The Line Of Beauty (BBC2); The Umbrella Assassin: Revealed (five): Those suffering from withdrawal symptoms following the end of The Apprentice will have been heartened to hear the name "Badger" mentioned in Alan Hollinghurst's The Line Of Beauty.

Alas, it wasn't Ruth but some Tory twit, instantly discarded by the narrative in Andrew Davies's adaptation of the award-winning novel.

The centre of attention is Nick (Dan Stevens), who arrives in London with a First in English to research Henry James at UCL. He's been invited to stay at the home of chum Toby, whose Tory MP father was elected in Mrs Thatcher's Tory landslide victory of 1983.

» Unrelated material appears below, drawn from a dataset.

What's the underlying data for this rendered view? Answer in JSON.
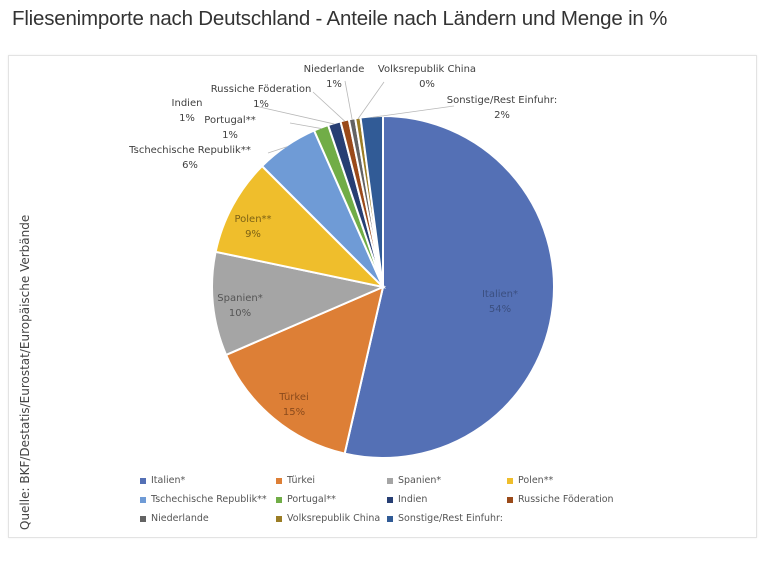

The family see Nick as someone they can trust to stay in the house while they're away for the summer. "You can look after the cat," they say, not meaning the moggy but Catherine, the troubled daughter who's on medication and into self-harm.

Nick isn't interested in pussy, preferring his own sex for recreational purposes. He has, he tells Cat, "not done Toby, we're just mates" and finds a friend through a personal ad. "It's a lovely night for it," says the dog-walker in the private park where he takes his date.

Indeed, if you went down to the woods that day you were sure of a big surprise involving trousers round ankles, a tube of lubricant and... well, I'll let you imagine it although the series didn't, preferring to depict it.

The Line Of Beauty is a beautifully-crafted and well-acted BBC drama, but lacking anyone you'd actually like to meet. Mrs T makes an appearance in a later episode and may well emerge as the most sympathetic character.

Five years earlier - in 1978 and in real life - a Bulgarian living in London, Georgi Markov, died in unusual circumstances.

He was killed by a poisoned brolly. While waiting for a bus, he felt something sting his leg and turned to see a man with an umbrella running away. He died three days later, the victim of a Cold War assassination.

It's the very stuff of James Bond movies. When the expert demonstrated how the lethal umbrella worked - the opening mechanism was a trigger - he might have been Q briefing 007.

The killer was never brought to justice but in Revealed, western journalist Jack Hamilton came pretty close to catching up with the prime suspect. He got a "no comment" from the British but the Bulgarian authorities were more open with a police investigator speaking to him.

The news wasn't good. Many documents concerning Markov had been destroyed and, even more alarming, the statute of limitations means if the case isn't solved by September 2008, it will be closed once and for all in Bulgaria.